After having lived without a cellphone for the last two centuries I finally took the leap. Not only did I get a cellphone, I got a smart phone. The iPhones have been all the rage for a while, but I ended up selecting an HTC MyTouch serviced by T-Mobile.
As someone who’s a bit of a Luddite and who’s loudly protested cellphones and cellphone culture, I’m almost ashamed to admit owning the device. Still, something about the combination of a device that is part-phone, part-camera, part-wireless router, part-web browser, part-music player, part-camcorder, part-GPS unit, part-nanny, part-godknowswhatelse seemed compelling.
Last week a good friend came to visit for a few days. A tourist trip up to the top of Mount Soledad, the high point of coastal San Diego, seemed like a good idea. Thursday was a break between winter storms, which meant that the visibility could be pretty stunning.

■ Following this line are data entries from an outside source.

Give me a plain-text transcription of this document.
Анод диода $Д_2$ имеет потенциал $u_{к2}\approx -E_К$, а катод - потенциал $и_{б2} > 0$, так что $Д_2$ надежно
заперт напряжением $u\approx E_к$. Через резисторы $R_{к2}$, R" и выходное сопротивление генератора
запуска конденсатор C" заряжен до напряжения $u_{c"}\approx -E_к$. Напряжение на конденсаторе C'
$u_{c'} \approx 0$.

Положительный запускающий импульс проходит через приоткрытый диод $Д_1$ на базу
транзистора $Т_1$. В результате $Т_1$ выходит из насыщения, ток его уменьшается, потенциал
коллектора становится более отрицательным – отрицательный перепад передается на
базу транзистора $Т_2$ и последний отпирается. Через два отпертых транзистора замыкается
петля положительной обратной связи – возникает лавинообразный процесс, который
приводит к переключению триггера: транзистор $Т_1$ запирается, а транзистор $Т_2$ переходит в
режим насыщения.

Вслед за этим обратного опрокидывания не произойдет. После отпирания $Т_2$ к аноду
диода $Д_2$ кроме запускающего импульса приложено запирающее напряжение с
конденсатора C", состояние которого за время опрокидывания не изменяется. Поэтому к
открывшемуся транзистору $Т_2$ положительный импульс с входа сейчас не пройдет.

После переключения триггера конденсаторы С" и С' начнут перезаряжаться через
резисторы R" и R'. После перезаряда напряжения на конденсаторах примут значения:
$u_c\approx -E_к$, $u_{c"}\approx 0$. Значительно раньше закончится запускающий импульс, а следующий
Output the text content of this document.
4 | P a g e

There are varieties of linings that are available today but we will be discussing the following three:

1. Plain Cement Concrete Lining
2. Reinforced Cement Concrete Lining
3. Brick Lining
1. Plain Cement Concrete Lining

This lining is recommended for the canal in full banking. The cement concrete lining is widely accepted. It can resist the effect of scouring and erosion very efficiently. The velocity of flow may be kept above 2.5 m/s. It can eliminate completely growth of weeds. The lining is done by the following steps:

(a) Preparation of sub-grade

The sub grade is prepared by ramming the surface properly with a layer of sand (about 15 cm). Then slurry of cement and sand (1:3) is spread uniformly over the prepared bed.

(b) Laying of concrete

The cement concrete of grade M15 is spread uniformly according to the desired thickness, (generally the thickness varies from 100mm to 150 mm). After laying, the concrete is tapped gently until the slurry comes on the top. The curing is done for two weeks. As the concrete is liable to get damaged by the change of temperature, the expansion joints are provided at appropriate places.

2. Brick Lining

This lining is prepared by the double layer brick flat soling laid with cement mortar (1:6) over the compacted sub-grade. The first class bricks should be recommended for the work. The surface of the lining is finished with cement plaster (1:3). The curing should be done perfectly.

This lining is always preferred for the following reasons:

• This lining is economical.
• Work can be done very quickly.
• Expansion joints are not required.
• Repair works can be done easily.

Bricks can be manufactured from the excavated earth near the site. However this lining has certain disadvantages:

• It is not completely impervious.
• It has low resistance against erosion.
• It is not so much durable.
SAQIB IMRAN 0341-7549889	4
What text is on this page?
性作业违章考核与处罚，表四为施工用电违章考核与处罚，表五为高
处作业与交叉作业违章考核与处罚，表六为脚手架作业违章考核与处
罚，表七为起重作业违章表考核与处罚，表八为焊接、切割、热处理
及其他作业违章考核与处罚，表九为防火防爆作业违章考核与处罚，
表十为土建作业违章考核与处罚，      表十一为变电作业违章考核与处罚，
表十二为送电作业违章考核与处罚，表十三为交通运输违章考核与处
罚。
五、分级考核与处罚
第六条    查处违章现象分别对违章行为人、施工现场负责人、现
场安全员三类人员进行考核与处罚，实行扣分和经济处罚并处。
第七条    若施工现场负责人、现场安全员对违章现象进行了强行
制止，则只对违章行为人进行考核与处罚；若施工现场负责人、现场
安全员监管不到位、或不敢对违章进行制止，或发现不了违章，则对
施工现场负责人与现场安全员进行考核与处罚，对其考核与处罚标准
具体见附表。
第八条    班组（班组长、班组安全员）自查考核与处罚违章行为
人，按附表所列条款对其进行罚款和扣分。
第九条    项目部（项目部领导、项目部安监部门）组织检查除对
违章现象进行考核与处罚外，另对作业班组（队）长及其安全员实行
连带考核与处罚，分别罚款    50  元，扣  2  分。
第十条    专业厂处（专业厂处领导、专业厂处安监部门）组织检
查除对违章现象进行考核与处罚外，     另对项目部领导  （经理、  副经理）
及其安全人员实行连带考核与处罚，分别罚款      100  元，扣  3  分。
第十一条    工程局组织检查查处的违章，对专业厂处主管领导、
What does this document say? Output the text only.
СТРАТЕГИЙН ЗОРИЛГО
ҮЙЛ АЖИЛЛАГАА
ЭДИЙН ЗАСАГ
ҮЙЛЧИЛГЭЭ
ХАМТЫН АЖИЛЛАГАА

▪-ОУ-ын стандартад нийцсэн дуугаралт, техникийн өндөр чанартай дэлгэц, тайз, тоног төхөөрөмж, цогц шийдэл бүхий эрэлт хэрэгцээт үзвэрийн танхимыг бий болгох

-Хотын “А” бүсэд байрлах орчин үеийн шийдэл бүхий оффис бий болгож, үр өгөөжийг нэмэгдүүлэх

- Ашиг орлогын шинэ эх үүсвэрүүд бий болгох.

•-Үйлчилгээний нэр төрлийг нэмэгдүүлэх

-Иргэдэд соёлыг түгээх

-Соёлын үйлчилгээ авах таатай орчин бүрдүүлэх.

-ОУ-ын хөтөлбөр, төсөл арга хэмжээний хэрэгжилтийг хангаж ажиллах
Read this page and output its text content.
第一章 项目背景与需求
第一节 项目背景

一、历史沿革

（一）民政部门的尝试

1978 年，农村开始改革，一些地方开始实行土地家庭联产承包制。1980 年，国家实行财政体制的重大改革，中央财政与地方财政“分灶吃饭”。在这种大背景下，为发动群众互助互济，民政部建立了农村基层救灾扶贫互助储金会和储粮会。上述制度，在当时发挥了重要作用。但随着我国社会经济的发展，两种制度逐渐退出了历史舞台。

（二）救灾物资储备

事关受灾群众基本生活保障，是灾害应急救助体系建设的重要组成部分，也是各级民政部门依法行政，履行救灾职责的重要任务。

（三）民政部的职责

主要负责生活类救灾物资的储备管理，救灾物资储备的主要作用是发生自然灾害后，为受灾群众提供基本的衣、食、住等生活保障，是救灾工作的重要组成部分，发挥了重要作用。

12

Yes indeed. The views were terrific. Also, a lot of native plants surrounding the little pad of green grass and parking at the top of the mountain were breaking out into bloom.
Did someone say “photo-op?”
Since I didn’t have my real camera this seemed like a good test for the camera feature on the new handheld device. (Really, can you call it a phone anymore?)
Here’s a short stack of snapshots I took up there. And yes, I consider them snapshots, only snapshots.
I’m used to cameras with lots of controls. For controls, this model has a moderate zoom option and the ability to turn the flash on or off or on automatic. That’s it for options. So, it does make for a simple-to-use camera, but it’s simple to the point of being simplistic.
Achieving good focus or getting an exposure that doesn’t overexpose something in the frame can be a challenge. These are limitations for lots of point and shoot cameras, so I don’t know that it’s any worse than some of them. Lens flare when you shoot into the sun can be a problem, but that happens with even the best of cameras.
The phone designers probably realized that the camera would be liable to shake as you took a snapshot. To compensate they applied a fairly extreme level of in-camera sharpening. For some images it’s barely noticeable, in others it’s so obvious it hurts.
So as not to seem like I’m a total Mr. Negative, there were a few things I did like. The wide 9:16 aspect ratio of the image–similar to the current generation of televisions–is kinduv cool and cinematic. The 2:3 aspect ratio of old-school 35mm cameras is harder to work with and often feels unnatural.
Colors looked pretty true to life.
And in the end there’s the much better chance that you’ll have the cellphone camera handy when you’ve left the dedicated camera at home. You may never miss another photo op again.
So…has life changed with a cellphone? I can’t say that it has that much. It was handy to have when I was trying to navigate Philadelphia a couple weeks ago. It’s handy to keep in touch with people when you’re away from the landline. And I guess I feel just a little bit more hip. Like, now, when people talk about angry birds, I realize chances are that they’re most likely talking about the app and not what happens when you disturb a nest.